I didn’t want to ruin my evening by thinking about this or him, or the feeling that I had in the pit of my stomach. That feeling of excitement that you get when you want something in that most primal way. I hadn’t felt that in a very long time. Sex to me had become a chore. Something I did for Dirk’s benefit but rarely for mine. I had learned how to fake orgasm expertly and he was none the wiser when I turned away, tears falling on my pillow from frustration. 

“Tell me ‘ow to zay ‘embrassez moi’ in eengleesh”, Simon asked. His tone was quite low, trying to make it such that only I heard what I asked. I wondered if he was hitting on me a little or if it was the wine talking.
“Kiss me”, I replied, looking at Christophe. He didn’t look at me but I know he heard me. His head turned slightly away from Marie so that he could hear us but still be in tune with the conversation she and he were having. I tried to make my voice a little huskier, a little sexier so that he would think I was responding to what Simon said with interest. 
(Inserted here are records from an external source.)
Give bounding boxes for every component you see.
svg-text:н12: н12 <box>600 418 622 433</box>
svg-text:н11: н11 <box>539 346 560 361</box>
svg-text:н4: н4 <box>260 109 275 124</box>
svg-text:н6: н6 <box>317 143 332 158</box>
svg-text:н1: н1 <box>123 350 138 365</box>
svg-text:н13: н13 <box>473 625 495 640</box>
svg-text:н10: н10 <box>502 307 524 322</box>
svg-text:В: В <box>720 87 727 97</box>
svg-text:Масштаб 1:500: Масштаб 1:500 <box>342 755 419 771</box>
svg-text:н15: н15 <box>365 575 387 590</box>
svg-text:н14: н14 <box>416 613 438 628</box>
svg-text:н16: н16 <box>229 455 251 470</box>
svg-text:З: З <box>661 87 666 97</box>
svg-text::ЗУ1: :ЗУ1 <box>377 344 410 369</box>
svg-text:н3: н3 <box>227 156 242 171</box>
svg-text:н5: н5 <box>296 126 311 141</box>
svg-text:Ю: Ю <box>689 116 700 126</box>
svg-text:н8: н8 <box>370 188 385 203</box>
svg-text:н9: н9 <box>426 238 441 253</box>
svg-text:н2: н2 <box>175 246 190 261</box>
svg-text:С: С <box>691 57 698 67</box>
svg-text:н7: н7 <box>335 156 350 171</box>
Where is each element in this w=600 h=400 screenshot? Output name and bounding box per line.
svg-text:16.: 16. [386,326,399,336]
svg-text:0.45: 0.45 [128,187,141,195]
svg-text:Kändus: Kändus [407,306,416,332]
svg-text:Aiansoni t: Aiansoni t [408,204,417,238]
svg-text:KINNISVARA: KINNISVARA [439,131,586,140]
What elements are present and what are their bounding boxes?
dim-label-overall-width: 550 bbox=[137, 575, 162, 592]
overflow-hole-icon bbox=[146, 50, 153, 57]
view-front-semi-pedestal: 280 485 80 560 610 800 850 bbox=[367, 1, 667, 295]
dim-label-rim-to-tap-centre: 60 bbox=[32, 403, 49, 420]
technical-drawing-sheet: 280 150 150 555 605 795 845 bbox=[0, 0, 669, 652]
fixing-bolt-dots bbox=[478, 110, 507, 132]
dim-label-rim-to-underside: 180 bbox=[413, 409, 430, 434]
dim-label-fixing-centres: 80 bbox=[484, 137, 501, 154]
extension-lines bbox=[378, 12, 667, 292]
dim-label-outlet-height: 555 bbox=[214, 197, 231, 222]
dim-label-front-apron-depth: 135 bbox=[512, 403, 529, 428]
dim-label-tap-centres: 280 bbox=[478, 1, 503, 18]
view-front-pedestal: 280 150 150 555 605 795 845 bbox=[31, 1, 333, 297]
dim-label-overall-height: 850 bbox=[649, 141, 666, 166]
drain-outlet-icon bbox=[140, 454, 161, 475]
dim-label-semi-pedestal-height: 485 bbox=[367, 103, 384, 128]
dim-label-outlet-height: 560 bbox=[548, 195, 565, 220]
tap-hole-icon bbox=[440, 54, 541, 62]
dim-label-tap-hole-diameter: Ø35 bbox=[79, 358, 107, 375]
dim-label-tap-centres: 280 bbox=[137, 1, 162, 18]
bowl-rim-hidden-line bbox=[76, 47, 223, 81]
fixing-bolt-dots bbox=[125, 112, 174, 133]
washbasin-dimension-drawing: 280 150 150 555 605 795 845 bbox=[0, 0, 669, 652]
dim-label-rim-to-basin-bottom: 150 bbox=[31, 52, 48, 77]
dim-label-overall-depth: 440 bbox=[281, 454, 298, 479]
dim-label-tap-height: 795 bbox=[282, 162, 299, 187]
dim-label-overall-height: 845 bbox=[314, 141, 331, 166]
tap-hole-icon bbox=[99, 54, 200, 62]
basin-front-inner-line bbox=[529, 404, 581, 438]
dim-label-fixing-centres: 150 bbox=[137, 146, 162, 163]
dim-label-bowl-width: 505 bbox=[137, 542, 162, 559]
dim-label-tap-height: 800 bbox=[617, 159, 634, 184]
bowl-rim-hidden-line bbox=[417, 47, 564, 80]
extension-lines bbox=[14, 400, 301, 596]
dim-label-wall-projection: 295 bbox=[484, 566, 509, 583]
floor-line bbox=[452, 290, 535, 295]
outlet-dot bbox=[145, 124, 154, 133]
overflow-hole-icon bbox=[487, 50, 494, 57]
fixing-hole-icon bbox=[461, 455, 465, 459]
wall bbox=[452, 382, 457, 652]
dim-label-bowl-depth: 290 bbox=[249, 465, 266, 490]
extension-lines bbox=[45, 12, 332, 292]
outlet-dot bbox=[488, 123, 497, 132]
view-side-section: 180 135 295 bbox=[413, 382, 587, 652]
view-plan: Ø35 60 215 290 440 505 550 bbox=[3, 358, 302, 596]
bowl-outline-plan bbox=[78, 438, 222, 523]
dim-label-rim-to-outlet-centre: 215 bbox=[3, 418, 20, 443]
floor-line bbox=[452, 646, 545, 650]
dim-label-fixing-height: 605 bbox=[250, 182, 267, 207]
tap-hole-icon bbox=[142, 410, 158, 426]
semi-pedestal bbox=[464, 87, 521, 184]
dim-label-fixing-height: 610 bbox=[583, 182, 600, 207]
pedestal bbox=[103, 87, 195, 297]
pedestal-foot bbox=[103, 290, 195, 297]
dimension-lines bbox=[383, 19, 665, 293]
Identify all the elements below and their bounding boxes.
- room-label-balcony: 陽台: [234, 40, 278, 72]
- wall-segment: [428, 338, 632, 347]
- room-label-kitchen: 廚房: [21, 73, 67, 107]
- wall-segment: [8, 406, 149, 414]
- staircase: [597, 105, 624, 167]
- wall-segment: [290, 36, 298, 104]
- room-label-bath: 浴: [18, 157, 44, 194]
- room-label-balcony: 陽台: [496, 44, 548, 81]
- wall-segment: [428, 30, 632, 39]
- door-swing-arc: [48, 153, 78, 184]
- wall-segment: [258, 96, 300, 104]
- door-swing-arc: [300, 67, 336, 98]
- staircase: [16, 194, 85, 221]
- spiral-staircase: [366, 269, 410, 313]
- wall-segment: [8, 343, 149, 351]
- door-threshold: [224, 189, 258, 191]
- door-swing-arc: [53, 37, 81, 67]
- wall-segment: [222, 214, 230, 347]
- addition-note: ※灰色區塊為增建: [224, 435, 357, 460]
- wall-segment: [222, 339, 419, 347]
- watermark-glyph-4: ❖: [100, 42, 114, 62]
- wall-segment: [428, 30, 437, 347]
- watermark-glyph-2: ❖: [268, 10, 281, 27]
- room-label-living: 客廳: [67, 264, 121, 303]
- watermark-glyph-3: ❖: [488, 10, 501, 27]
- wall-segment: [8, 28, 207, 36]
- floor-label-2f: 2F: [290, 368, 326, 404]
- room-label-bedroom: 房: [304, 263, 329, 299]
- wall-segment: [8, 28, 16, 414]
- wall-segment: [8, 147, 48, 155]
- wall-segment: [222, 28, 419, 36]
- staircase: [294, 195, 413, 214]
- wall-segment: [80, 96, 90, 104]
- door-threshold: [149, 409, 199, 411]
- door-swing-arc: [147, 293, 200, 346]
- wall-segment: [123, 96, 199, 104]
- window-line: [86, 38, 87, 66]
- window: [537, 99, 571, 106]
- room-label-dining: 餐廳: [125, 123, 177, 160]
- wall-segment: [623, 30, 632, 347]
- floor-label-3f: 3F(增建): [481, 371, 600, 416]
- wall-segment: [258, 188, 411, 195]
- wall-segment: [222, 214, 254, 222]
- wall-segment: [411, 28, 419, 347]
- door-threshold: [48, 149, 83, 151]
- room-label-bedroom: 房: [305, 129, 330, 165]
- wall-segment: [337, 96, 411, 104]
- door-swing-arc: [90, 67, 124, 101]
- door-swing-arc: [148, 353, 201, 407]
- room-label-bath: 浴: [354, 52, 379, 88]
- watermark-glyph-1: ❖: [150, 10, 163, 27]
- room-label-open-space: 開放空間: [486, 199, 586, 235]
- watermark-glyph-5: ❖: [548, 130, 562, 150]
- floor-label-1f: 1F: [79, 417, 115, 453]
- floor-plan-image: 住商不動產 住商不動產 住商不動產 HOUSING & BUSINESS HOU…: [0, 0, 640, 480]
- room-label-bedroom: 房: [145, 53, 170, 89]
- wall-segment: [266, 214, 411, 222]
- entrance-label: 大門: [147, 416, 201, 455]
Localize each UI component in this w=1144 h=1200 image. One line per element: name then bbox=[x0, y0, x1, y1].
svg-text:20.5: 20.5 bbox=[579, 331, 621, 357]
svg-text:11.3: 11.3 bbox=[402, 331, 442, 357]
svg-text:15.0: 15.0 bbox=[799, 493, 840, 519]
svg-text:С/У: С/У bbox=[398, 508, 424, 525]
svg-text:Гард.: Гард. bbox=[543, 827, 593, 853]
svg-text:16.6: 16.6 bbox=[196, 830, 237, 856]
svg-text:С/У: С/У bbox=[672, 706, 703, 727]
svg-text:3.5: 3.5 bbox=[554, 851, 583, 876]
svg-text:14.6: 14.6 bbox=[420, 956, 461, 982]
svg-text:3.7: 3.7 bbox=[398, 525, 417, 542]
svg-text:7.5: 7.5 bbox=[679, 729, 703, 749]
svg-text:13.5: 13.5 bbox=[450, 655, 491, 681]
“Are you going to say that to the Texan girl?” I asked Simon, quietly and to the side so that it appeared to anyone watching that we were having a little tete-a tete that we wanted no one else to overhear. 
“Peut-etre. Tu crois que ca marcherais?” 
« Maybe. Maybe not. She might think you’re a schmuck”
“Smuuck? What eez zis?”
“It means… well, it means… I don’t really know how to explain this.” I turned to Louis to see if he would know a word in French that might correspond to the concept of schmuck but he was deep in conversation with Jacques on the other side. I looked up to find that Christophe was once again watching me and a wave of sexual energy flowed over my body. I actually shivered and he grinned in this lopsided way: he knew what effect he was having. He had me. Without laying a hand on me and from across the table, he had me. I arched my back a little, aware of the small ache forming from the uncomfortable chair and rolled my neck from side to side. Simon jumped up to give me a neck massage. I moaned and closed my eyes briefly, imagining that it was Christophe touching my shoulders, kneading them so as to relax the tension in them from holding my back straight throughout dinner. 

Simon’s touch was too strong, too willful but I ignored that and pursued my fantasy briefly. When I felt his hand run down my arm, fingers brushing my left breast slightly, I snapped out of my fantasy world and back to reality. I first looked at Simon and he had a leer on his face that I had seen before. It was the same look Dirk got when he fancied himself quite sexy, aided by several rum and cokes.